Artikel I-17: Flexibiliteit

I-16
Artikel I-17
I-18
  • 1. 
    Indien een optreden van de Unie in het kader van de in deel III omschreven beleidsgebieden nodig blijkt om een van de in de Grondwet bepaalde doelstellingen te verwezenlijken zonder dat de Grondwet in de daartoe vereiste bevoegdheden voorziet, neemt de Raad van Ministers, op voorstel van de Europese Commissie en na goedkeuring van het Europees Parlement, met eenparigheid van stemmen de passende maatregelen.
  • 2. 
    In het kader van de in artikel I-9 i, lid 3, bedoelde procedure voor toetsing aan het subsidiariteitsbeginsel vestigt de Europese Commissie de aandacht van de nationale parlementen van de lidstaten op de voorstellen die op het onderhavige artikel gebaseerd zijn.
  • 3. 
    De op grond van het onderhavige artikel vastgestelde bepalingen mogen geen harmonisatie van de wettelijke en bestuursrechtelijke regelingen van de lidstaten inhouden in gevallen waarin de Grondwet een dergelijke harmonisatie uitsluit.

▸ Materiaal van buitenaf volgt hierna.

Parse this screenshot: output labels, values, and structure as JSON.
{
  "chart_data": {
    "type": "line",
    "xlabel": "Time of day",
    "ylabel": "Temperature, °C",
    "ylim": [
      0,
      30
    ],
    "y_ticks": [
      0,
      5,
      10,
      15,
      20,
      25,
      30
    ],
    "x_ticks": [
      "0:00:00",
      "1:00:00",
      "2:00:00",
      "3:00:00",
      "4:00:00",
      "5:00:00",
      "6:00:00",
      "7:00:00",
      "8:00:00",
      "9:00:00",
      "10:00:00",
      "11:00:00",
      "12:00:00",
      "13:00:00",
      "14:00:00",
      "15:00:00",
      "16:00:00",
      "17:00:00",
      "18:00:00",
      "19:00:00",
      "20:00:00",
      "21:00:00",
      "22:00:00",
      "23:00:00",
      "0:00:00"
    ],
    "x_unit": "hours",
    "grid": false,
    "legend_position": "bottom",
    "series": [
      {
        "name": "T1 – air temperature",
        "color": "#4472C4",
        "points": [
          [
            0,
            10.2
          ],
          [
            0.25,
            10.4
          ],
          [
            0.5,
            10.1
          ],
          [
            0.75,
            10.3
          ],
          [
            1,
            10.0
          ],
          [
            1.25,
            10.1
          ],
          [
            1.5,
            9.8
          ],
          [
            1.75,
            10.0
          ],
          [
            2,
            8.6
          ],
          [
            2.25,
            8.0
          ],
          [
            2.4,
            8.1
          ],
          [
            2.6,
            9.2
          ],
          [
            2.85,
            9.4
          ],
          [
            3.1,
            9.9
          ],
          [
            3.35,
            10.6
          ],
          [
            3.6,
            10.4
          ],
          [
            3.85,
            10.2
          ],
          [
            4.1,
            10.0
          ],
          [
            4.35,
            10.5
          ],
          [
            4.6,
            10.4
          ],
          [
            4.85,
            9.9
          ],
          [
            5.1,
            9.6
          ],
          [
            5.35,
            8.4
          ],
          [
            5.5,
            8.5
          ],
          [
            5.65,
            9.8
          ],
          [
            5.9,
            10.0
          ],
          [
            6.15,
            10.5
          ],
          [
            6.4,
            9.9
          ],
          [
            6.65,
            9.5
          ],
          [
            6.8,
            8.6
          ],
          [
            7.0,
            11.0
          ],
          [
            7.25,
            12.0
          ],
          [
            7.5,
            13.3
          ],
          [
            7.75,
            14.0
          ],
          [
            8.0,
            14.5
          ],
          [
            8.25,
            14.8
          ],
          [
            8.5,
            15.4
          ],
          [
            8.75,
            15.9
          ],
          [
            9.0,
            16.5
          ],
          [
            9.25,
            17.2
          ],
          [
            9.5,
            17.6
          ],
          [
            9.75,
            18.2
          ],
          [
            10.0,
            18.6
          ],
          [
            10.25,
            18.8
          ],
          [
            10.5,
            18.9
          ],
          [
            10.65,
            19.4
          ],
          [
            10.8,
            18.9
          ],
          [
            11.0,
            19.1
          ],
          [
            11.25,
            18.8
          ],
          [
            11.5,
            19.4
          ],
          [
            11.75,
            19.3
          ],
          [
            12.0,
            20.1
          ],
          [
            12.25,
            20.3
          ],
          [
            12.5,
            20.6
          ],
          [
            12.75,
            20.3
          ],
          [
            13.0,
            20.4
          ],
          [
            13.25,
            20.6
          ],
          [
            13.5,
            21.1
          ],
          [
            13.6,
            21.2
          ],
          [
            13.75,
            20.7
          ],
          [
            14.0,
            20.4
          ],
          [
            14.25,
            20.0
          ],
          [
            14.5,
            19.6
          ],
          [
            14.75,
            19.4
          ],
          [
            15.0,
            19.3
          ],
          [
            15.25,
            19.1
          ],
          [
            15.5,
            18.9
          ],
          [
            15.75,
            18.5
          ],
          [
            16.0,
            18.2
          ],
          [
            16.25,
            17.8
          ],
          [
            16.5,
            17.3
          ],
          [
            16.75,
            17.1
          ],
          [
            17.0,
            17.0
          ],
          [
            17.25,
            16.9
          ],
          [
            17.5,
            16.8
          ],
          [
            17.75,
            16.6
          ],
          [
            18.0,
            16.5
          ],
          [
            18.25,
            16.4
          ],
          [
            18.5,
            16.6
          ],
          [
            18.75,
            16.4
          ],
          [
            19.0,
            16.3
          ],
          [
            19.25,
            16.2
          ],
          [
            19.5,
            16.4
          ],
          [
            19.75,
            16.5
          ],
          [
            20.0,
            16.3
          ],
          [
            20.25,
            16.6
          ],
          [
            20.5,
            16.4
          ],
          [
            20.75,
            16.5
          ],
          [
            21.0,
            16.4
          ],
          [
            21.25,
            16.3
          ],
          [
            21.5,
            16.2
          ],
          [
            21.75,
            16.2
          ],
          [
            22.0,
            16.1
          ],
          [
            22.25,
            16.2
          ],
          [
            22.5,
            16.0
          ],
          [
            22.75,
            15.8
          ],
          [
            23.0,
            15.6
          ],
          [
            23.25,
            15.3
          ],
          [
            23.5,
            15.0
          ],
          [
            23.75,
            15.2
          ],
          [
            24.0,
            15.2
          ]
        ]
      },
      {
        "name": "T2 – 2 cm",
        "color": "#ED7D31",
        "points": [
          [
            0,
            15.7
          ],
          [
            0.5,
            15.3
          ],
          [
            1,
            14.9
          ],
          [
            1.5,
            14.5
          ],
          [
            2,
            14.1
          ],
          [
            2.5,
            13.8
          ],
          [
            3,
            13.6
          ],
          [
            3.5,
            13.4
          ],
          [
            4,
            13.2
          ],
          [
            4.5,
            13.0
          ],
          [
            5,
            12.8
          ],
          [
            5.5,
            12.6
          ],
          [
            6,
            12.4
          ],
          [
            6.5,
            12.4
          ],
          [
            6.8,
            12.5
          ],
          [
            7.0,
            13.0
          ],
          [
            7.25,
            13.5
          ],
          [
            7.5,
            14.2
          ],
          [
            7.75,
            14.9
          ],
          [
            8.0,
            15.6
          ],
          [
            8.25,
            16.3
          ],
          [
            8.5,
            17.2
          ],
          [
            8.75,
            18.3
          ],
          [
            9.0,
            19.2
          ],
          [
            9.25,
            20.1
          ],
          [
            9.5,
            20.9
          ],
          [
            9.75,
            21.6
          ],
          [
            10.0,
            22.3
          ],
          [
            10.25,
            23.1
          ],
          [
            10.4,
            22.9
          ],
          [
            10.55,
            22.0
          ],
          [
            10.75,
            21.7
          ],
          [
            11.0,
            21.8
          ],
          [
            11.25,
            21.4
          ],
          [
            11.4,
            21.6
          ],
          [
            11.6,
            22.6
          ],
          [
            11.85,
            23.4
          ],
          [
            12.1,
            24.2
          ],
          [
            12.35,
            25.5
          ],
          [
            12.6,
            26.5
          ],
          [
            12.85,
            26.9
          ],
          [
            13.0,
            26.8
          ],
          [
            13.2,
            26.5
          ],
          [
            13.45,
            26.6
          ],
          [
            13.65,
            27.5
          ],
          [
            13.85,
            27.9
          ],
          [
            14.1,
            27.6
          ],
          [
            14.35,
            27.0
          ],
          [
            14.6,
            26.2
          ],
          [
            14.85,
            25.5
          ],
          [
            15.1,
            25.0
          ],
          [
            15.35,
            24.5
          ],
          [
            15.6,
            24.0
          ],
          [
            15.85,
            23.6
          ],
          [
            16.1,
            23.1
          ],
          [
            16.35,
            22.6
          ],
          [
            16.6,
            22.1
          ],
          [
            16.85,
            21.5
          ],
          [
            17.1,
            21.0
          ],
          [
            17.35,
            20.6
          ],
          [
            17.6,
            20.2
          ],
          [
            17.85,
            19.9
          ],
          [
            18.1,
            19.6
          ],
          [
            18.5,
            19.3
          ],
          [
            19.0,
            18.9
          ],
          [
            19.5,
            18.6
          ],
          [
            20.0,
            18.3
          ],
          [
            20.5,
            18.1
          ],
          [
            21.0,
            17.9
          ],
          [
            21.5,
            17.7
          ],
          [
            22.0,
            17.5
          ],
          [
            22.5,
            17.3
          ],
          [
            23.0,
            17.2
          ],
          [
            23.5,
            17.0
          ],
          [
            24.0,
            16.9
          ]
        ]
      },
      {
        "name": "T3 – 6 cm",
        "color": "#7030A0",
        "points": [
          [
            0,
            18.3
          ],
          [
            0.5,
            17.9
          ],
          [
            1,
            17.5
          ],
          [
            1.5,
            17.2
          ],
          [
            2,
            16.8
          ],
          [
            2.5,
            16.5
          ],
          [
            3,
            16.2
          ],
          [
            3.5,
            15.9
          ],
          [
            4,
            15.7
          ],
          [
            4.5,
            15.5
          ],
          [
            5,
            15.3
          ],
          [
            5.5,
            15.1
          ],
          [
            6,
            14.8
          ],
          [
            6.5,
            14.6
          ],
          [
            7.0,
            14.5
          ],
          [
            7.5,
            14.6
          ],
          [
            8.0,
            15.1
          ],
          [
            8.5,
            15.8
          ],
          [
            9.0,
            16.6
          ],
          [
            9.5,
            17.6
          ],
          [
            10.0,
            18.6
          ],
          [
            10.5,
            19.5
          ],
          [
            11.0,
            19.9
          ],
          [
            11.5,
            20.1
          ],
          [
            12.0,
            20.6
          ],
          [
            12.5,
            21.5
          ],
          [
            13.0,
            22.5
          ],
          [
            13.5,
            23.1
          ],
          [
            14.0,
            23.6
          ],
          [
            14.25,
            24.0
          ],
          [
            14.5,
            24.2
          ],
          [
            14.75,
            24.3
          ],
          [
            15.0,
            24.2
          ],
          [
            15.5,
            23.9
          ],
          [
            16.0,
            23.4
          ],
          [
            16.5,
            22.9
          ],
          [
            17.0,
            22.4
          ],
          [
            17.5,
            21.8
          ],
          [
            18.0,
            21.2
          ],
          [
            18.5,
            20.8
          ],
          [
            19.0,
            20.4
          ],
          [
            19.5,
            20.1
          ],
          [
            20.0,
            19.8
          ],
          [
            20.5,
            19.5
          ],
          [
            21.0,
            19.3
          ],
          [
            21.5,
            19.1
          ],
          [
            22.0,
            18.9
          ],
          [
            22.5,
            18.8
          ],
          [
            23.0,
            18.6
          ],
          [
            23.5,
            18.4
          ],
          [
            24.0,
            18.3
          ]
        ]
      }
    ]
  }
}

Inhoudsopgave van deze pagina:

1.

Ontwikkeling artikel

2003
  • 1. 
    Indien een optreden van de Unie noodzakelijk is om, op de in deel II omschreven beleidsgebieden, één van de in deze Grondwet bepaalde doelstellingen te verwezenlijken zonder dat de Grondwet in de daartoe vereiste bevoegdheden voorziet, neemt de Raad, op voorstel van de Commissie en met instemming van het Europees Parlement, met eenparigheid van stemmen de passende maatregelen.
  • 2. 
    In het kader van de in artikel 9 i bedoelde procedure voor toetsing aan het subsidiariteitsbeginsel vestigt de Commissie de aandacht van de nationale parlementen van de lidstaten op de voorstellen die op het onderhavige artikel berusten.
  • 3.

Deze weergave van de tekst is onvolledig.